"I have expressed some concerns, and I do not think I am alone in this, about continuing significant ... defense deals with Russia at a time when they have violated basic international law and the territorial integrity and sovereignty of their neighbors. So President Hollande understands my position," U.S. president Barack Obama said in June.
The carrier is under construction at the STX Le Chantiers de l'Atlantique shipyard in Saint-Nazaire, France.
The European Union is preparing to tighten sanctions against Russia in response to Russia's actions in Ukraine and the downing of Malaysia Airlines Flight 17 over eastern Ukraine. The $1.6 billion contract to build the carriers has therefore drawn widespread criticism.
British Prime Minister David Cameron said it was "unthinkable" that his country would proceed with an agreement under current circumstances. Lithuanian President Dalia Grybauskaite and Swedish Foreign Minister Carl Bildt have been similarly critical.

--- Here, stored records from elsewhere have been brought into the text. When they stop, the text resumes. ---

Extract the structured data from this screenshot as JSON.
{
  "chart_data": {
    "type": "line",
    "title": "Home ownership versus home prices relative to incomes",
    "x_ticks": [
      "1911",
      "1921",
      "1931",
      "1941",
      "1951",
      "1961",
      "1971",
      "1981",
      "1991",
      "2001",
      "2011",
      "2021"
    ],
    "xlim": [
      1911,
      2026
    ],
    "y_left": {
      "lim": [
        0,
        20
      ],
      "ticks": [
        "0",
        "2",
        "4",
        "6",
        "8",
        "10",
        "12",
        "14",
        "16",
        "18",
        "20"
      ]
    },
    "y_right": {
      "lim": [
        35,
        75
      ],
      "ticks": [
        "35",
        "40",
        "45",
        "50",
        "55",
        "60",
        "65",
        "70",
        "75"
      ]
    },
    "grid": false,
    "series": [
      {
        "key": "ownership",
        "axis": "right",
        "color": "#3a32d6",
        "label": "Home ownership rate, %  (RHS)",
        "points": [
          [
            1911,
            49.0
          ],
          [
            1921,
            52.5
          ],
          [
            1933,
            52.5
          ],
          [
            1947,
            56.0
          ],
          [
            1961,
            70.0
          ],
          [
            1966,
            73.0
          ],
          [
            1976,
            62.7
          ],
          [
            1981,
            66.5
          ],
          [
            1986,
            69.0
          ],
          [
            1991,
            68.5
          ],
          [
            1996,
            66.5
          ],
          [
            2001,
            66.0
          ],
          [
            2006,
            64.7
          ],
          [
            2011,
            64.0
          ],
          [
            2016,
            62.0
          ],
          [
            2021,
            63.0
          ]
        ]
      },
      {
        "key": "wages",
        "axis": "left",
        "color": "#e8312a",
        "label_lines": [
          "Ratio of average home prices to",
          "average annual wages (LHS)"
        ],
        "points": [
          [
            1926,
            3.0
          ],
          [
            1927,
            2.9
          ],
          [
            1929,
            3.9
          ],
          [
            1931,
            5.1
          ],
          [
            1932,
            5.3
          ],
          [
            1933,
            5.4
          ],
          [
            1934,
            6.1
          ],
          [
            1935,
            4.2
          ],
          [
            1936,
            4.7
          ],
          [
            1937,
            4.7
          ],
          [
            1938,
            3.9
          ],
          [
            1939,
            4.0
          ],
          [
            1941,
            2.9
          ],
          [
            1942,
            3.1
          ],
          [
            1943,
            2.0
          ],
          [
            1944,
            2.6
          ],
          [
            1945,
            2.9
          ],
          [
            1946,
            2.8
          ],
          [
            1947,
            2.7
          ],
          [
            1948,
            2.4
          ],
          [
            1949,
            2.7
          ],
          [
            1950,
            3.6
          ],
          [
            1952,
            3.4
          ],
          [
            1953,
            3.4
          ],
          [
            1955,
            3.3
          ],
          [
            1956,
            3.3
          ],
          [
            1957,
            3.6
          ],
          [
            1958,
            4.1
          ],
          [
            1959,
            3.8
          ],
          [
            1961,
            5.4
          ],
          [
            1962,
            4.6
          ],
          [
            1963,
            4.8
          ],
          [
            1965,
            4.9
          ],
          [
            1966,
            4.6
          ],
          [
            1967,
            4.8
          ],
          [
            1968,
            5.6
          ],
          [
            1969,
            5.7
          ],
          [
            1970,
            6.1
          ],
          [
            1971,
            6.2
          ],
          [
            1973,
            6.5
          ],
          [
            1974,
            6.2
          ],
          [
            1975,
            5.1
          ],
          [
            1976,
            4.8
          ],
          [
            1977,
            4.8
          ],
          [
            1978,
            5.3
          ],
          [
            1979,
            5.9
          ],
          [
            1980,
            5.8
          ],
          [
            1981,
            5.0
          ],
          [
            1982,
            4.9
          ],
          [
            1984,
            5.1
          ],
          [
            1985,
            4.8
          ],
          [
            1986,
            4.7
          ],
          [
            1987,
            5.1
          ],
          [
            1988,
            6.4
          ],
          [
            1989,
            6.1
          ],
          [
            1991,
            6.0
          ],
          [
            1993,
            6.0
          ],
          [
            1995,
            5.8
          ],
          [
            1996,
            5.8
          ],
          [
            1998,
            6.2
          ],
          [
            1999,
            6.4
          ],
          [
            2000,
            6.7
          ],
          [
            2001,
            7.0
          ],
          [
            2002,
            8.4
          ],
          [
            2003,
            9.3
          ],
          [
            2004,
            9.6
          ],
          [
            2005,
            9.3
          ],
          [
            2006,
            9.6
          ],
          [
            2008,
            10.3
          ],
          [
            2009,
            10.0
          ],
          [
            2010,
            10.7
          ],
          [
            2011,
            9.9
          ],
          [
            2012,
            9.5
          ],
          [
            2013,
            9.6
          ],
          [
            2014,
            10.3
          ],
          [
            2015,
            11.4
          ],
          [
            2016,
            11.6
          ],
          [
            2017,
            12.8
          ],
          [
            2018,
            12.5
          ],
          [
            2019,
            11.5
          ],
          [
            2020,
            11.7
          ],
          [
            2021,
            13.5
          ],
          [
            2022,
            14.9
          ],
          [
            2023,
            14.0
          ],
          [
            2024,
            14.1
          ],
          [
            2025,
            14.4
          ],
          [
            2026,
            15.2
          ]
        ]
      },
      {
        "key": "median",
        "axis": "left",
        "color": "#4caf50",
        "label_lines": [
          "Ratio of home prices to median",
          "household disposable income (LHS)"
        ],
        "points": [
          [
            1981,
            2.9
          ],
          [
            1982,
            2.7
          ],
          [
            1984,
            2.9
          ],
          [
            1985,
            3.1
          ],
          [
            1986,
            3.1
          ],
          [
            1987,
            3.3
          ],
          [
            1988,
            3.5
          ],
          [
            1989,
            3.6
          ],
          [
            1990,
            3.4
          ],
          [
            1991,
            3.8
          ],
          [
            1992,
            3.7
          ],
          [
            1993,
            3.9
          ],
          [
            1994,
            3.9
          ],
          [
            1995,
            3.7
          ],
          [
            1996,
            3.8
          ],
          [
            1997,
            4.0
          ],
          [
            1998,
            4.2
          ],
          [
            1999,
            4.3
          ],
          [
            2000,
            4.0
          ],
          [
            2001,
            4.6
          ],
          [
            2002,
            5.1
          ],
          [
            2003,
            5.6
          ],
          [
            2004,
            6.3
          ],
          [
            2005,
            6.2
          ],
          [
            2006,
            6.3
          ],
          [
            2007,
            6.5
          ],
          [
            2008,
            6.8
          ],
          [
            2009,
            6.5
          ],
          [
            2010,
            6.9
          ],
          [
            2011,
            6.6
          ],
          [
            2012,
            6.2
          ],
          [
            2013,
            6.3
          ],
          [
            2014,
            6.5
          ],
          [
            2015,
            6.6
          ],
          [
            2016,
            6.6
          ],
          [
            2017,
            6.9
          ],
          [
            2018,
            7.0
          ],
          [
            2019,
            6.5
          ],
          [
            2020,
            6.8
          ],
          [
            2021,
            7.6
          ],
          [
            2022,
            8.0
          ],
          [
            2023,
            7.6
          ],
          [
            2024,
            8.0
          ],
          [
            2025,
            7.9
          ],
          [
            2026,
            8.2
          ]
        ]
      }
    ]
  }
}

"I think we should have had an arms embargo quite some time ago. I do not think that is necessarily the answer. But of course to deliver arms to Russia in this situation is somewhat difficult to defend, to put it mildly," Bildt said Tuesday at a European Union meeting in Brussels.
The sale of the aircraft carriers is an example of the difficulties Europe faces in attempting to influence Russia by economic sanction.
What is propelling the resolution of the contract is money, said Pierre Tran, Paris correspondent of U.S. magazine Defense News.
"France has severe budget pressure. Domestic budget pressure. So to keep a strong defense industry, France needs to sell weapons abroad, (to) the world market. On the one hand, there is a contractual obligation to Russia, which is important in terms of keeping a place in the arms market, the world arms market. There is also, of course, a political decision on how to maintain relations with friends, allies and partners, allies like Poland, like Britain, like the U.S." Tran said.